WILLIAM HOOKER STRING 3 – A Postcard From The Road

New Atlantis

William Hooker: drums; Dave Ross, Edward Ricart: electric guitars.

(Reviewer’s note: apparently, the promo download that was utilized for this report contained incorrect file titles; I didn’t find a coincidence with the track list and the descriptions indicated by the press release. Thus my opinions are expressed on the merely acoustic basis of what I received, without associations to names.)

Nothing better than a sip of William Hooker’s unadulterated potions to restore some faith in our belief that producing music that doesn’t wink to commercial jazz is still feasible in certain spheres. This non-exactly-hi-fi CD documents a live performance from a trio formed by Hooker in 2012, occasionally augmented by saxophonist Glen Hall.

The record is opened by a drum solo where one instantly tastes the grit and the earthly qualities of Hooker’s approach. The guitars adhere later on in reiterative configurations, halfway through African polyrhythm and King Crimson-ish interlocking patterns, lively energies expressed with no trouble.
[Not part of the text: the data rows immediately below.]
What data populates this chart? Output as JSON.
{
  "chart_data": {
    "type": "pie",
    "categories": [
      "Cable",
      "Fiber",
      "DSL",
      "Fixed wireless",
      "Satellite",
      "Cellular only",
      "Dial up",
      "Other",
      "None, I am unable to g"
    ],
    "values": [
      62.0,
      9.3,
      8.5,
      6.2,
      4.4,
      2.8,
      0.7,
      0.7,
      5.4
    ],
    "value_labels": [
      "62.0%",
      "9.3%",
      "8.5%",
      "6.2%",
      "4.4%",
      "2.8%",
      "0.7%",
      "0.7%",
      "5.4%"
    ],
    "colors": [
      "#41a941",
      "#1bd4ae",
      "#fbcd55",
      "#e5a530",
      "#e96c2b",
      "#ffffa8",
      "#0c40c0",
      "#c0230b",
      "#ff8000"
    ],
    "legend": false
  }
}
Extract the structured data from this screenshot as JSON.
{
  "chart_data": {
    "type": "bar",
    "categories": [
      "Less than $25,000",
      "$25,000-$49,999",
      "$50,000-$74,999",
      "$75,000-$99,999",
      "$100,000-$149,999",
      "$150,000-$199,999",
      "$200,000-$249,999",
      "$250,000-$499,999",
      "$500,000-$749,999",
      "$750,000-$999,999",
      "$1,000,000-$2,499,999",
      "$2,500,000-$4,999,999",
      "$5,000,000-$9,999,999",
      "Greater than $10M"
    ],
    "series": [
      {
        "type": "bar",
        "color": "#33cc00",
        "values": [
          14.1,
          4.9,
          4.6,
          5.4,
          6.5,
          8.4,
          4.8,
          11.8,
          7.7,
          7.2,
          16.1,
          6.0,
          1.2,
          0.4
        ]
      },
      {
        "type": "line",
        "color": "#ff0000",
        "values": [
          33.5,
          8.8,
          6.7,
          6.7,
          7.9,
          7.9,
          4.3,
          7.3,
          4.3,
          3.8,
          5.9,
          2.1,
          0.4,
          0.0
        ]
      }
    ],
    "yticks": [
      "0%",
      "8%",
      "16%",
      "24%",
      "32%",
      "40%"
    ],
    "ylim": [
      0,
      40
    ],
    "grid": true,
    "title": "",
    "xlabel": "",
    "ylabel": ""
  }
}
A sort of guitar-centred raga appears, not really stylish but quite earnest in spite of a rather peaceful sax melody entering the picture. Timbres get altered by heavy processing until a modicum of controlled mayhem ends the episode. In another cut, percussively subdued chords are followed by nonfigurative effects, dissonant oscillation upon which Hooker wanders smoothly, ultimately generating a compelling outcome not equivalent to anything else. We also enjoy a duo for sax and drums, played around fragments of phrases intertwined with the leader’s enthusiastically pumping heart. A stimulating pulsation flowing into snippets of veritable free jazz.

Elsewhere, vague reminiscences of Elliott Sharp’s Carbon in a free-for-all mask are found in an overpowering mass of sound, not very detailed but effective nonetheless, an ascension to orgasmic chaos defining the finale.

Beautiful chord suggestions are distinguished by atonal hues and bluesy accents. Then, a thunderous entrance by Hooker and the others maneuvers the improvisation towards a convincing harmolodic environment.

The last track I listened to represents an ideal exposition of the trio’s cultured rawness, various stylistic influences merging in a vibrant communion. The players’ eagerness is so substantial that we do not need caring about exactitude or perfect intelligibility, benefiting from the music’s overall vibe first and foremost.

Wrong titles or else, when all is said and done this is an outstanding album gifted with sincere passion.